Gabriella Anderson is a good storyteller. Ever Yours is a wonderful example of a historical romance that draws you in and keeps you there until the end.
Ivy St. Clair is almost on the shelf. After three seasons, she is told by her father to settle for a good offer. The man she agrees to marry is Lord Wynbrooke. But before the betrothal can be announced, Ivy discovers she has inherited a small property in Devon and some funds. To collect this inheritance, she must travel to Wales and deliver a portrait to a friend of her benefactor. The benefactor is Lord Stanhope, a man who courted Ivy’s mother, but lost her to Ivy’s father. Stanhope explains this in a letter, but leaves out the reason for the need to deliver the portrait.

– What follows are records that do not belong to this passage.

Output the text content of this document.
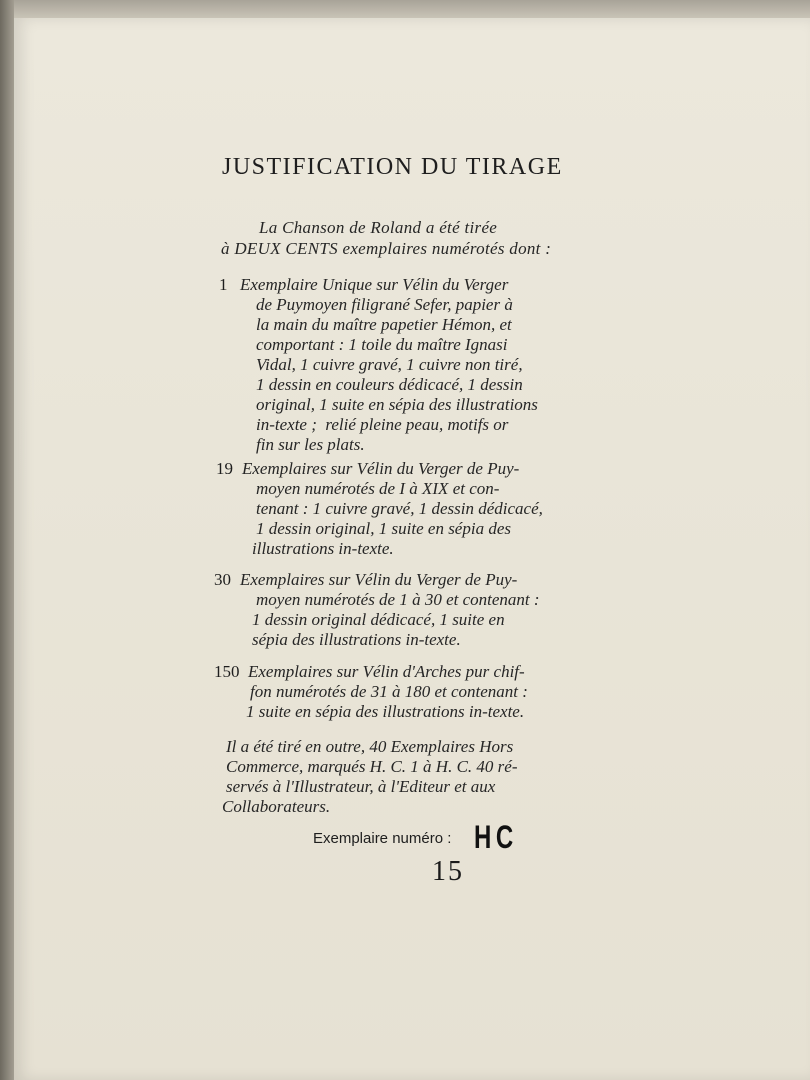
JUSTIFICATION DU TIRAGE
La Chanson de Roland a été tirée
à DEUX CENTS exemplaires numérotés dont :
1 Exemplaire Unique sur Vélin du Verger
de Puymoyen filigrané Sefer, papier à
la main du maître papetier Hémon, et
comportant : 1 toile du maître Ignasi
Vidal, 1 cuivre gravé, 1 cuivre non tiré,
1 dessin en couleurs dédicacé, 1 dessin
original, 1 suite en sépia des illustrations
in-texte ;  relié pleine peau, motifs or
fin sur les plats.
19 Exemplaires sur Vélin du Verger de Puy-
moyen numérotés de I à XIX et con-
tenant : 1 cuivre gravé, 1 dessin dédicacé,
1 dessin original, 1 suite en sépia des
illustrations in-texte.
30 Exemplaires sur Vélin du Verger de Puy-
moyen numérotés de 1 à 30 et contenant :
1 dessin original dédicacé, 1 suite en
sépia des illustrations in-texte.
150 Exemplaires sur Vélin d'Arches pur chif-
fon numérotés de 31 à 180 et contenant :
1 suite en sépia des illustrations in-texte.
Il a été tiré en outre, 40 Exemplaires Hors
Commerce, marqués H. C. 1 à H. C. 40 ré-
servés à l'Illustrateur, à l'Editeur et aux
Collaborateurs.
Exemplaire numéro : HC
15
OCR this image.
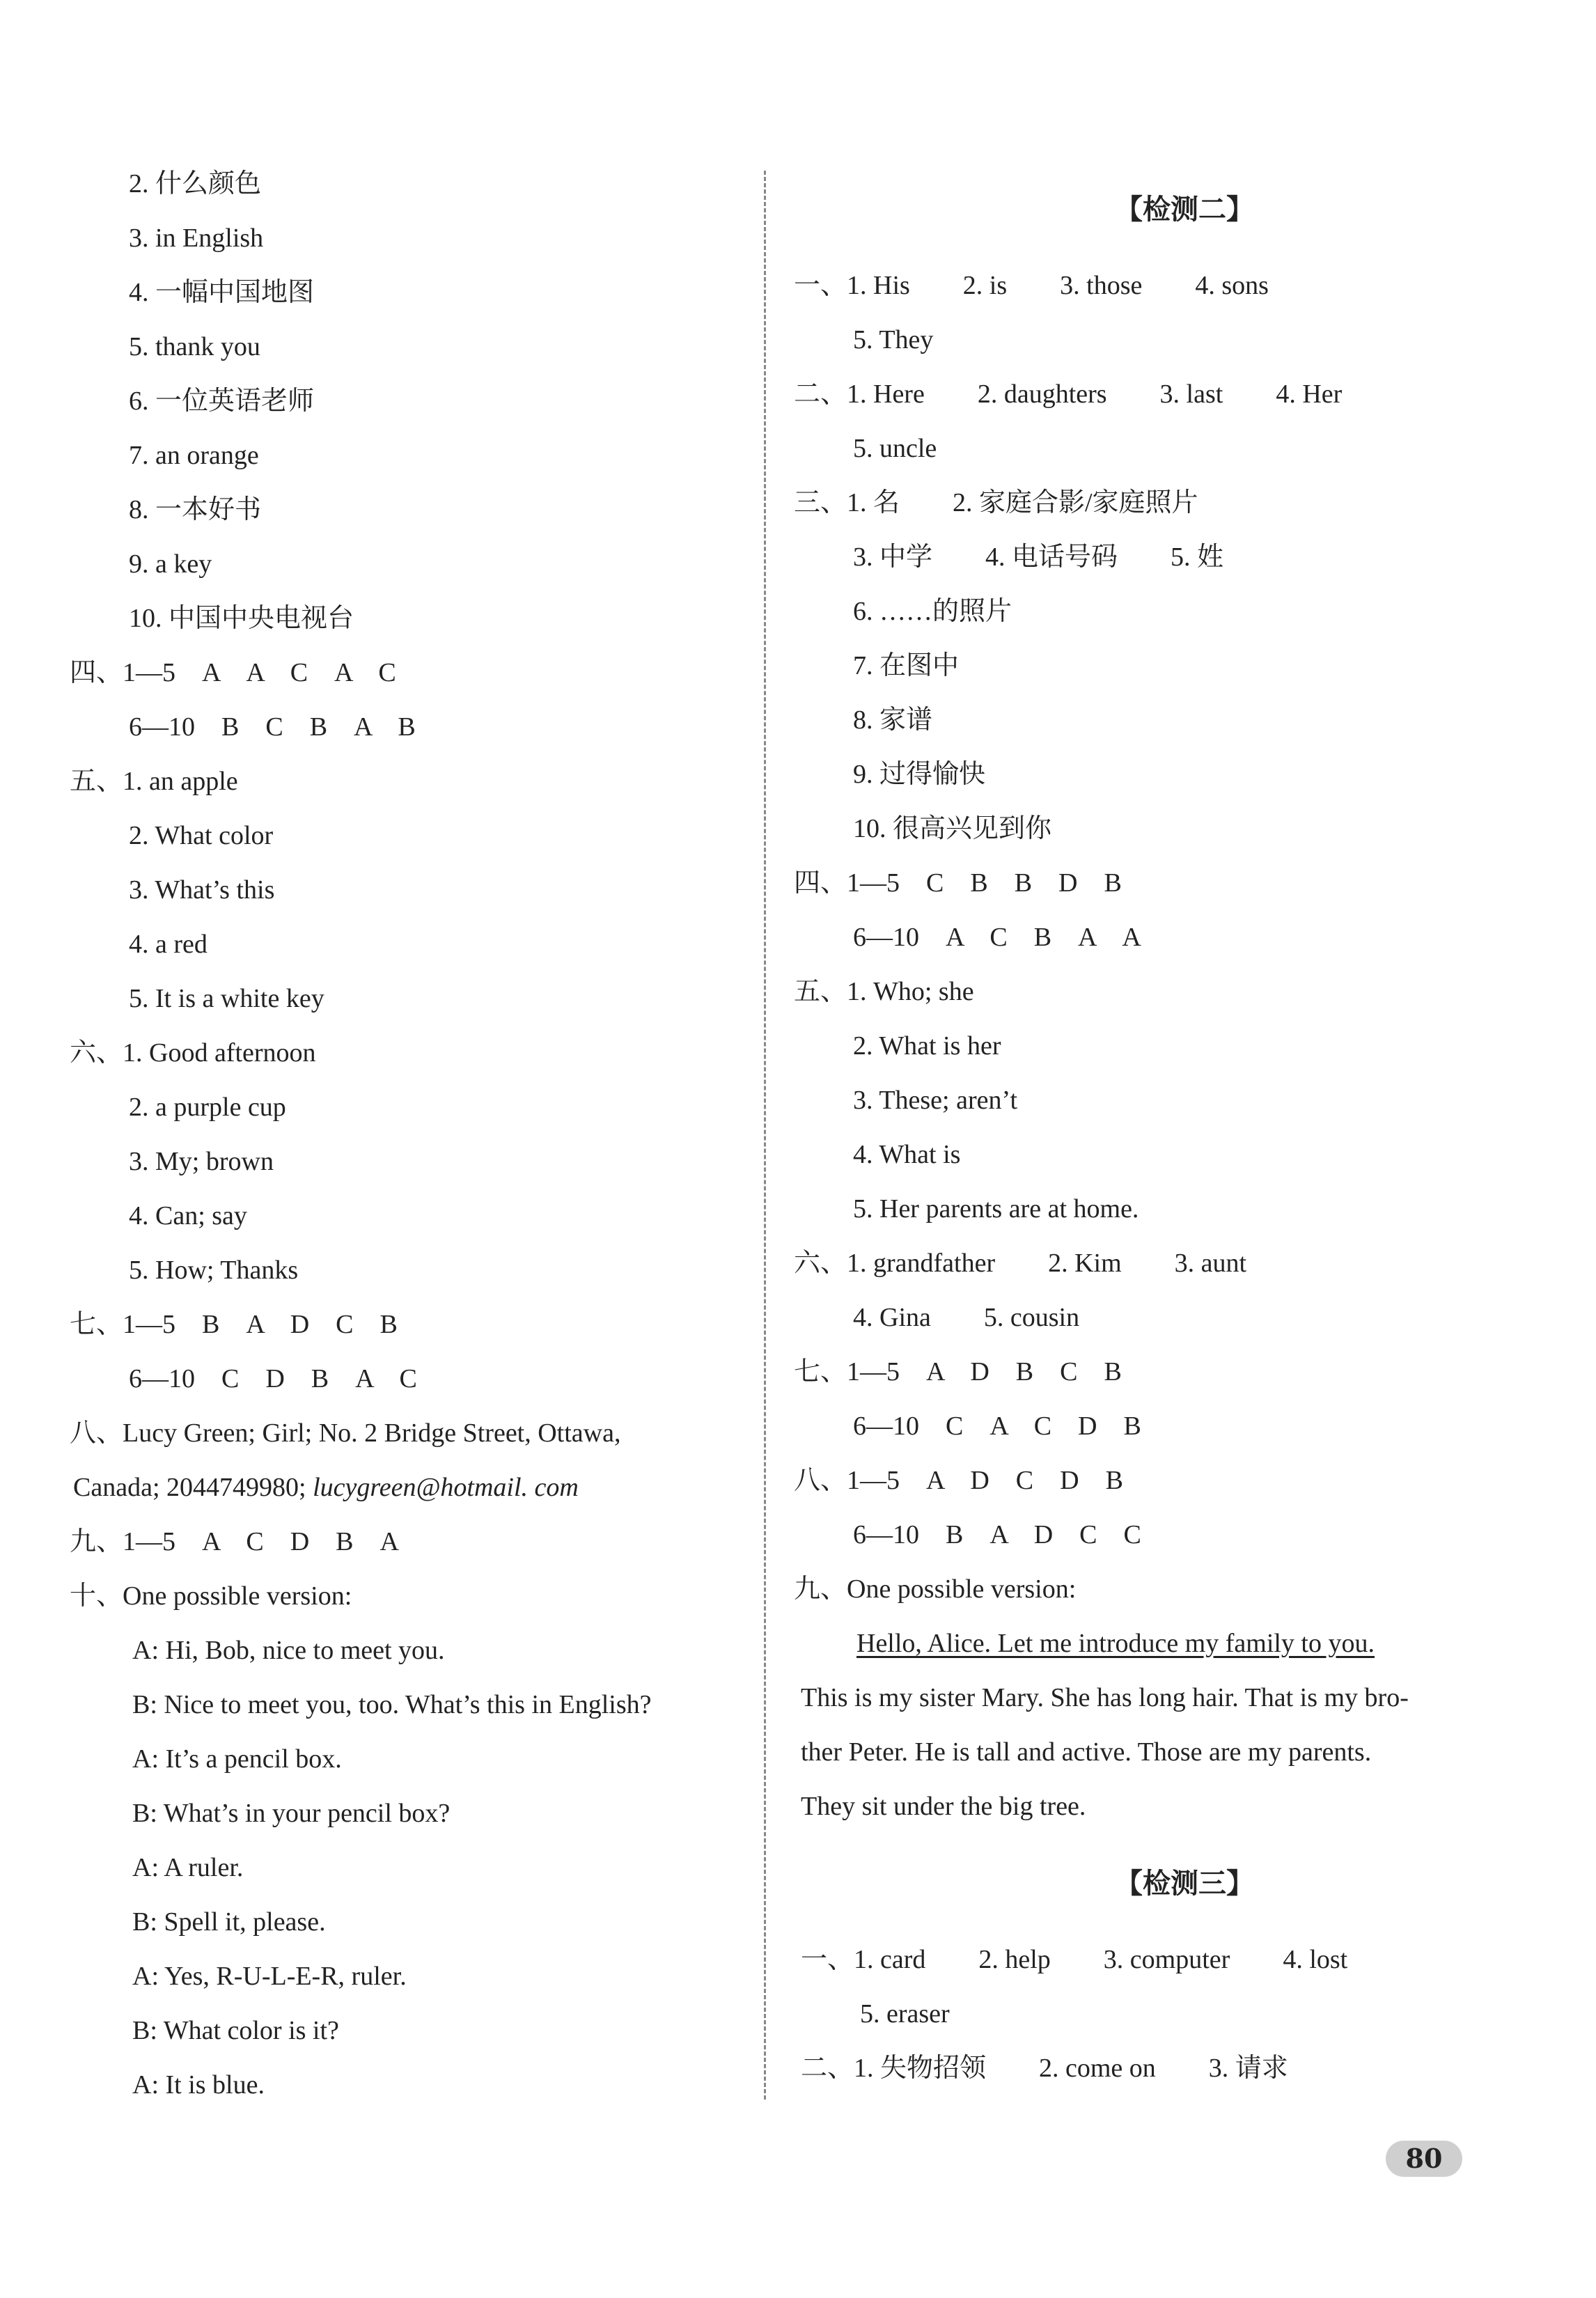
2. 什么颜色
3. in English
4. 一幅中国地图
5. thank you
6. 一位英语老师
7. an orange
8. 一本好书
9. a key
10. 中国中央电视台
四、1—5　A　A　C　A　C
6—10　B　C　B　A　B
五、1. an apple
2. What color
3. What’s this
4. a red
5. It is a white key
六、1. Good afternoon
2. a purple cup
3. My; brown
4. Can; say
5. How; Thanks
七、1—5　B　A　D　C　B
6—10　C　D　B　A　C
八、Lucy Green; Girl; No. 2 Bridge Street, Ottawa,
Canada; 2044749980; lucygreen@hotmail. com
九、1—5　A　C　D　B　A
十、One possible version:
A: Hi, Bob, nice to meet you.
B: Nice to meet you, too. What’s this in English?
A: It’s a pencil box.
B: What’s in your pencil box?
A: A ruler.
B: Spell it, please.
A: Yes, R-U-L-E-R, ruler.
B: What color is it?
A: It is blue.
【检测二】
一、1. His　　2. is　　3. those　　4. sons
5. They
二、1. Here　　2. daughters　　3. last　　4. Her
5. uncle
三、1. 名　　2. 家庭合影/家庭照片
3. 中学　　4. 电话号码　　5. 姓
6. ……的照片
7. 在图中
8. 家谱
9. 过得愉快
10. 很高兴见到你
四、1—5　C　B　B　D　B
6—10　A　C　B　A　A
五、1. Who; she
2. What is her
3. These; aren’t
4. What is
5. Her parents are at home.
六、1. grandfather　　2. Kim　　3. aunt
4. Gina　　5. cousin
七、1—5　A　D　B　C　B
6—10　C　A　C　D　B
八、1—5　A　D　C　D　B
6—10　B　A　D　C　C
九、One possible version:
Hello, Alice. Let me introduce my family to you.
This is my sister Mary. She has long hair. That is my bro-
ther Peter. He is tall and active. Those are my parents.
They sit under the big tree.
【检测三】
一、1. card　　2. help　　3. computer　　4. lost
5. eraser
二、1. 失物招领　　2. come on　　3. 请求
80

We quickly learn that the friend is Auburn Seaton, Earl of Tamberlake, who is nicknamed by the ton “The Monster Earl”. Several years ago, Tamberlake was involved in a carriage accident that resulted in a fire. The fire caused a scar on his face, and the accident knocked out his eye. This once handsome Earl is now disfigured. Shortly after the accident, his fiancée cried off and Tamberlake went into seclusion at his Welsh estate.
Ivy and her brother, along with Mrs. Pennyfeather (Stanhope’s housekeeper) travel to Wales. There Ivy confronts Tamberlake and as you might guess, helps him accept himself. Ivy grows to love him, but has to return to London due to her betrothal, which is announced while she is away. Tamberlake fights his demons and comes to claim her as his own. There is also a little mystery to solve – who is trying to kill him?

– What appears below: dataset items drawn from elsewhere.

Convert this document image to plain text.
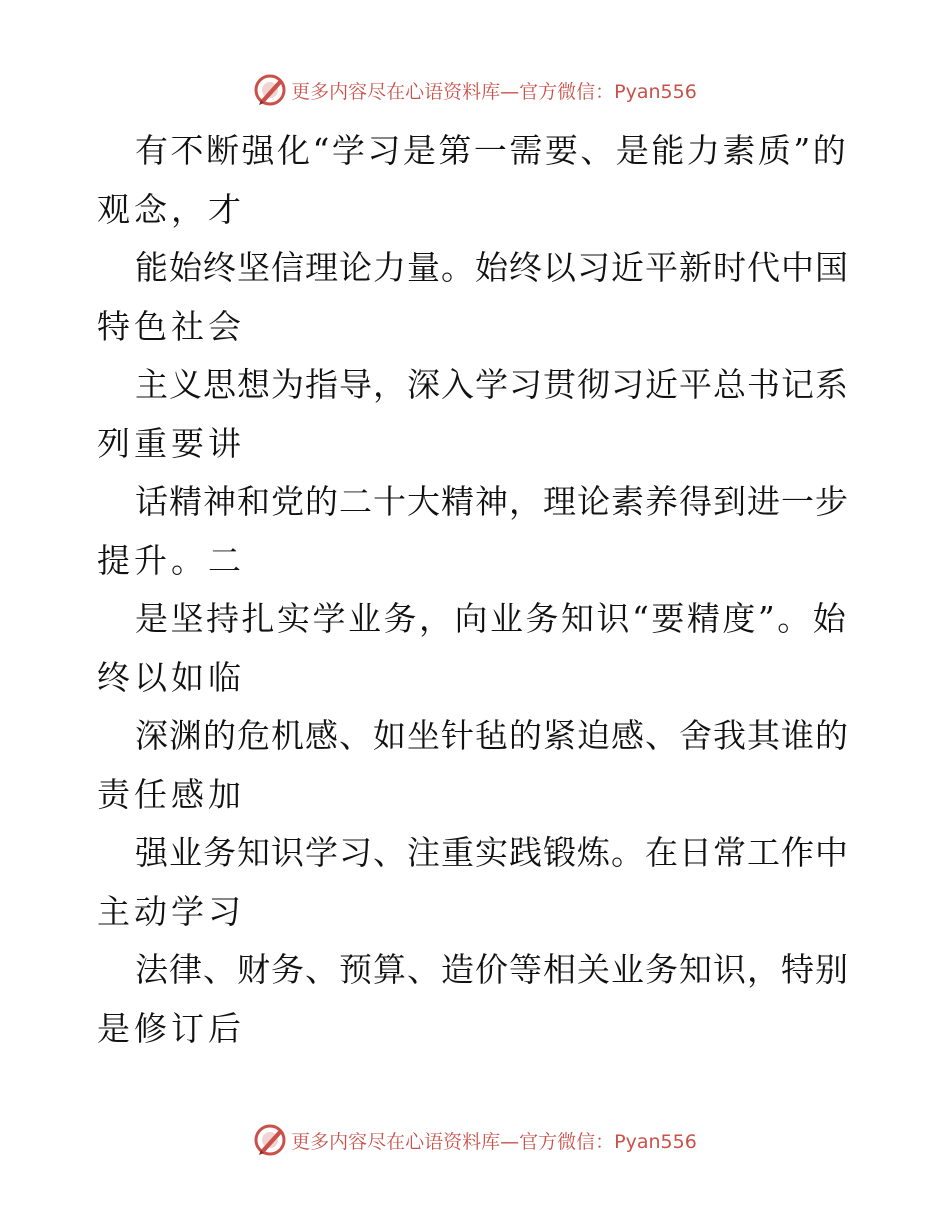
更多内容尽在心语资料库—官方微信：Pyan556

有不断强化“学习是第一需要、是能力素质”的
观念，才

能始终坚信理论力量。始终以习近平新时代中国
特色社会

主义思想为指导，深入学习贯彻习近平总书记系
列重要讲

话精神和党的二十大精神，理论素养得到进一步
提升。二

是坚持扎实学业务，向业务知识“要精度”。始
终以如临

深渊的危机感、如坐针毡的紧迫感、舍我其谁的
责任感加

强业务知识学习、注重实践锻炼。在日常工作中
主动学习

法律、财务、预算、造价等相关业务知识，特别
是修订后

更多内容尽在心语资料库—官方微信：Pyan556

There is a wealth of depth to this story that is interwoven with a skill not often seen. Wynbrooke shows up in Wales with his friend, Thorndike. We learn that all is not as innocent as it seems with this duo and Tamberlake is confronted with how to help Ivy from having to marry this man. Ivy’s brother, Christopher, is a bored nobleman searching for a purpose in life. Mrs. Pennyfeather acts as if she is more than a housekeeper, yet she is a mystery.
Ivy is a well-rounded young woman. She is aware of her duty, and accepts she must marry. Yet, she doesn’t even know Wynbrooke in any depth and yearns for adventure or excitement. She jumps at the chance to go to Wales. She is intelligent, interesting and strong-willed without being a bore or obstinate. She has a lot of common sense. When she looks upon Tamberlake without flinching, he is lost. When she tells him to basically quit feeling sorry for himself, he falls in love.
Tamberlake is a noteworthy character himself. He is tortured, but not to the point of melancholy. He is more resigned to his fate. He doesn’t wallow, he acts. Once he realizes not all the ton are like his fiancée, he takes the mature route, and acts like a man. He is a bit high-handed, but Ivy doesn’t let him get away with that for long. They are a well-matched pair and I thoroughly enjoyed watching them fall in love. Although there is some sexual tension, their romance is based on getting to know each other and this added to my enjoyment of their story.
Anderson is masterful with her interjections of humor at just the right times. She writes a scene when Ivy arrives in Wales that had me chuckling and set the stage for the rest of the visit. When one of the servants discovers broken carriage parts in the mud that he wants Tamberlake to see, he carries them through the house. The dry wit of the butler was understatement at its best.
There is only one slight issue that I struggled with and that is Anderson’s injecting 21st century acceptance of homosexuality in a character from the 1800’s. I think most men, even forward-thinking ones, would not have been able to accept this without wanting to identify those involved.
Ivy and Tamberlake are two of the best characters I have read this year. Their story is one that I will want to come back to time and time again. That puts Ever Yours right on my keeper shelf.